Si pudiéramos observar la Tierra desde su satélite natural, la Luna, luciría como un planeta apacible, una esfera azul salpicada por masas de nubes sumida en una aparente e inalterable calma. Las grandes cuencas oceánicas y los mares, los continentes, las islas y los hielos perpetuos de los polos parecerían inmutables. Quizá tan sólo el movimiento de las nubes nos daría la impresión de que algo en ella cambia. Mirando desde ahí, tal vez muy pocos sabrían que la apariencia actual del planeta es el resultado de la acción acumulada, a lo largo de varios miles de millones de años, de fenómenos naturales como los sismos y los terremotos, las erupciones volcánicas, los huracanes, la erosión causada por el viento y el agua, así como por la actividad de los seres vivos.

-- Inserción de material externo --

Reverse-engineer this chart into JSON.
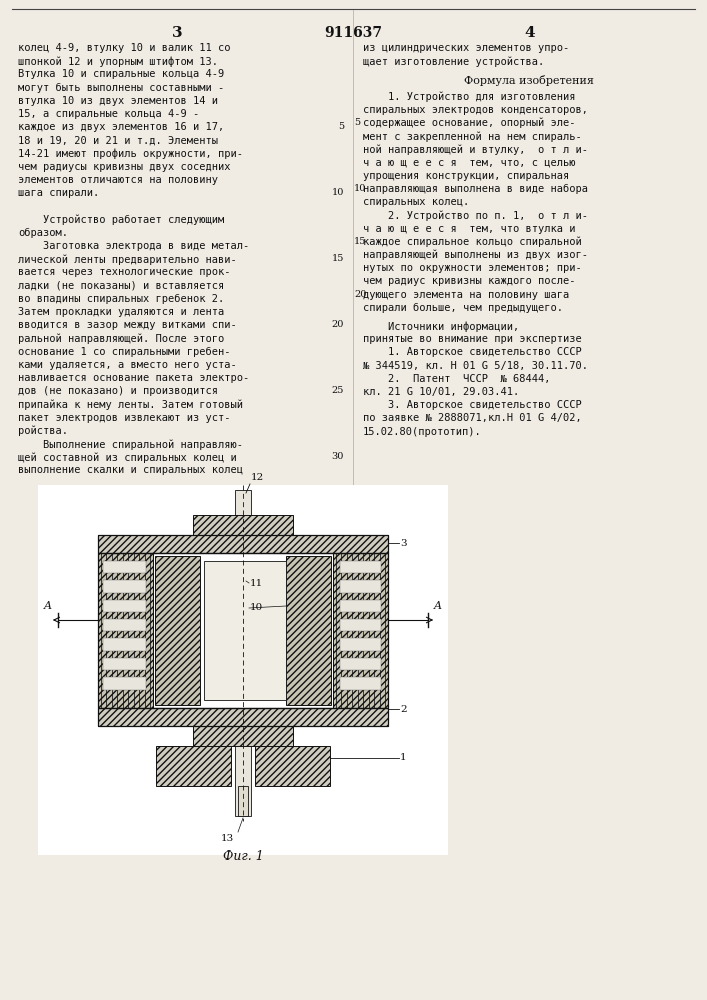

Aún hoy día, esas fuerzas siguen modificando nuestro planeta: crean nuevas tierras y desaparecen otras, modelan las costas, remueven y alteran la vegetación y permiten la evolución de nuevas formas de plantas, animales y microorganismos. Nuestro mundo no es estático, está en continuo cambio.
Viajando hacia la Tierra y traspasando su atmósfera, se harían visibles las huellas de nuestra presencia. Si es
de noche, serán perceptibles los entramados de las zonas urbanas a manera de manchas de luz, así como
los caminos y las carreteras que las conectan; de día, los campos agrícolas y los caminos que cruzan bosques
y selvas serían reconocibles, tanto como los embalses que yacen detrás de las cortinas de las presas y las minas a cielo abierto, por mencionar tan sólo algunas cuantas de las huellas que la civilización moderna ha dejado sobre la superficie del globo.